Simpson, chief of cardiology at Queen’s University in Kingston, said palliative care must be made a priority. But there are some forms of suffering even the best end-of-life care can’t alleviate, he said, including some cancer deaths and diseases such as Lou Gehrig’s disease that can lead to uncontrollable pain, breathlessness and the “psychologically terrifying” feeling of being “locked in”, where intellectually the person is aware of everything but unable to move or communicate.
“Those are some examples of things where, we would all agree if we were in that situation we would be looking for potentially other solutions,” he said.
Some of the most eloquent advocates for euthanasia and assisted suicide have been doctors themselves,” he added. “When we become patients ourselves, it’s a great leveller. We all know what we would want for ourselves.”
At its annual policy-setting convention last week, the CMA fundamentally softened its long held stance against euthanasia and assisted death, voting that doctors should be free to choose whether to help patients kill themselves, should the law change.
Some doctors have argued physicians should be taken out of the equation entirely and that the CMA should lobby for some other group of “euthanologists.”
But Simpson said doctors are the group patients trust most. “I don’t think we want to be reneging on our responsibilities to serve our patients, either.”
The Supreme Court will hear oral arguments Oct. 15 in a landmark case involving two B.C. women, Kay Carter and Gloria Taylor.

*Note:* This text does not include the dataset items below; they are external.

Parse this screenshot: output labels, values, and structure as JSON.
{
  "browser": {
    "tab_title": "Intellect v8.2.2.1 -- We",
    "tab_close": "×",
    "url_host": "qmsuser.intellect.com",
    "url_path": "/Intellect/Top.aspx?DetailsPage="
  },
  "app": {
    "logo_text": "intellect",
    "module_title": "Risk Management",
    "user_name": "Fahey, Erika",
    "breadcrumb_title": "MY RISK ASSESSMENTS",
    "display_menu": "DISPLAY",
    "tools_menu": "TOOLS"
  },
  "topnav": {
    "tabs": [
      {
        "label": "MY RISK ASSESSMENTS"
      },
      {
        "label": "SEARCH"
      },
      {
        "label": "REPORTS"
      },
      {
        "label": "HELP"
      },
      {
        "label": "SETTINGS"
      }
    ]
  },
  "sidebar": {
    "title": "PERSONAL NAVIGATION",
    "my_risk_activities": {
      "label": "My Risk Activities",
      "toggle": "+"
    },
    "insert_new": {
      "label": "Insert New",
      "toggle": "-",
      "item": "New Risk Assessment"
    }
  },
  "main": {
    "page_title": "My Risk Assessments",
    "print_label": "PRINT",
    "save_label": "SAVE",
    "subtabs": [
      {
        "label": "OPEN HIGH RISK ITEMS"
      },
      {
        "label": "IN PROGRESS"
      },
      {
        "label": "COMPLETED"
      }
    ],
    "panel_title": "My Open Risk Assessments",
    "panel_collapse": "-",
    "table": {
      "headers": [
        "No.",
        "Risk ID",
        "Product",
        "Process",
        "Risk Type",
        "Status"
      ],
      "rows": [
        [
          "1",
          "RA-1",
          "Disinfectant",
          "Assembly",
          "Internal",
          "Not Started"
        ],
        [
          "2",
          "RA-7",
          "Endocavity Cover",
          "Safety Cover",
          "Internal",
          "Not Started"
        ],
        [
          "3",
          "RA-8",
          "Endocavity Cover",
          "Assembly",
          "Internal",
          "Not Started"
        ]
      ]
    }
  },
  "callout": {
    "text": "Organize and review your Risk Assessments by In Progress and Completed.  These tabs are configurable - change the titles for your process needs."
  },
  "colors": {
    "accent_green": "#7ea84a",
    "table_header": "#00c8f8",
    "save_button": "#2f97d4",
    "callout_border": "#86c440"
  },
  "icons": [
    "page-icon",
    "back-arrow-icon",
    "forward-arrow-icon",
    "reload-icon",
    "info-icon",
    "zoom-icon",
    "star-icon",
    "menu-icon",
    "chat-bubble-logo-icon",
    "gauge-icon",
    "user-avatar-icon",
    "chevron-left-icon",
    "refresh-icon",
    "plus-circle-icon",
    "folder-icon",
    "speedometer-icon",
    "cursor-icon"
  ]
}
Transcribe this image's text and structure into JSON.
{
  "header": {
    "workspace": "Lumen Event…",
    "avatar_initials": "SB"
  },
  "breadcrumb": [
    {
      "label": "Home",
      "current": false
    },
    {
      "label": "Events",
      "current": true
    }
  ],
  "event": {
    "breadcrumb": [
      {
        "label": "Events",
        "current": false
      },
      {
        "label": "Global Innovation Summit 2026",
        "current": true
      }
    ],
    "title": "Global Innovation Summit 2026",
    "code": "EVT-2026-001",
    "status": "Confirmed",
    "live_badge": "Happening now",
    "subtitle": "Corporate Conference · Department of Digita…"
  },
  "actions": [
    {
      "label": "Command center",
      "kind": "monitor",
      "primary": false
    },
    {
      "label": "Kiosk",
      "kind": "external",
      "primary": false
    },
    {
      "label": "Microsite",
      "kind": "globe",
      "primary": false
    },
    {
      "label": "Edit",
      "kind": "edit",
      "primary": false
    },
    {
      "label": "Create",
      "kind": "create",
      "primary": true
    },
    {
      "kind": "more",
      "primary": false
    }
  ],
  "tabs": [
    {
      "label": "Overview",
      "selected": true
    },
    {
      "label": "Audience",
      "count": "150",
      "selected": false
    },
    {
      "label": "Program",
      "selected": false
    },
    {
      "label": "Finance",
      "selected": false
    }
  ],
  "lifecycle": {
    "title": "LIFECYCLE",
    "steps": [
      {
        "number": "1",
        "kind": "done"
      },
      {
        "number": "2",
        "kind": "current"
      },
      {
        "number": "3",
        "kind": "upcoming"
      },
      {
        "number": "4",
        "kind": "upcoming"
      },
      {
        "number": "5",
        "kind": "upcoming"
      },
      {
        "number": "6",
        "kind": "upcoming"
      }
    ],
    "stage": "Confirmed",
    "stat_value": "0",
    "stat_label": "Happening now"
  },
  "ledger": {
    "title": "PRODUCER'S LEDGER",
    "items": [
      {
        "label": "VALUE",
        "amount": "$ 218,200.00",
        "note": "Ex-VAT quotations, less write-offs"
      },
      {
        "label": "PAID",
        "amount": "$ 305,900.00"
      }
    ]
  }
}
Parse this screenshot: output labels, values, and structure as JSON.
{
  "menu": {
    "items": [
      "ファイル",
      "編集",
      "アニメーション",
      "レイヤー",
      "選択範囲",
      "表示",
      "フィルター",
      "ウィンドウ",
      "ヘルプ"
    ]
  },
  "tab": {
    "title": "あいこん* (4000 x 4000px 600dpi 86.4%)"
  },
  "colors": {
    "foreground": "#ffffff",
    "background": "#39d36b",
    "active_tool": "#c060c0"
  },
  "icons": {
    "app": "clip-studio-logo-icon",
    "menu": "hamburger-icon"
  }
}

In 2011, Carter’s children, along with the B.C. Civil Liberties Association launched a lawsuit on their mother’s behalf. Kay Carter suffered from spinal stenosis, a degenerative condition that confined her to a wheelchair and left her in chronic pain. She died by lethal injection in Switzerland in 2010.
Gloria Taylor, who had Lou Gehrig’s disease, won a court-sanctioned exemption from federal laws banning assisted suicide when a B.C. Supreme Court judge ruled the law infringes on the rights of disabled people.
A provincial court of appeal overturned the decision. In January, the Supreme Court agreed to hear an appeal of the case. Taylor died of a severe infection in October 2012.
Simpson, who will be appearing before the Supreme Court, said that the CMA will be neither “pro nor con” and that as long as euthanasia and doctor-assisted death remain illegal “we’ll be advising our members not to participate in it.” Should the legal landscape change, “Our new policy will be to allow physicians to follow their conscience” within the confines of the law.
Any change in law would have to come with safeguards against abuse and must protect the rights of patients and doctors, he said.
Most doctors aren’t opposed to the notion of patients being able to choose how and when they die, “but they’re uncomfortable with the role they’re being asked to play, Simpson said.
“That discomfort comes a lot from this uncertainty: Am I going to be compelled to do it if I don’t want to do it? Am I going to be asked to make decisions that I’m really uncomfortable with?”
“I have a lot of great respect for people who say that, I simply want the choice. I want to be in control. I don’t want to lose that control and I don’t want to suffer in pain,” Simpson said.
Asked whether he would want the option of doctor-hastened death at the end of his own life, he was more circumspect.
“I don’t know what I would do in that situation, is the absolutely honest answer,” he said.
“But I think I would probably fall into line with the way most Canadians think, which is, if the choice is there, that helps me maintain control over my own destiny.”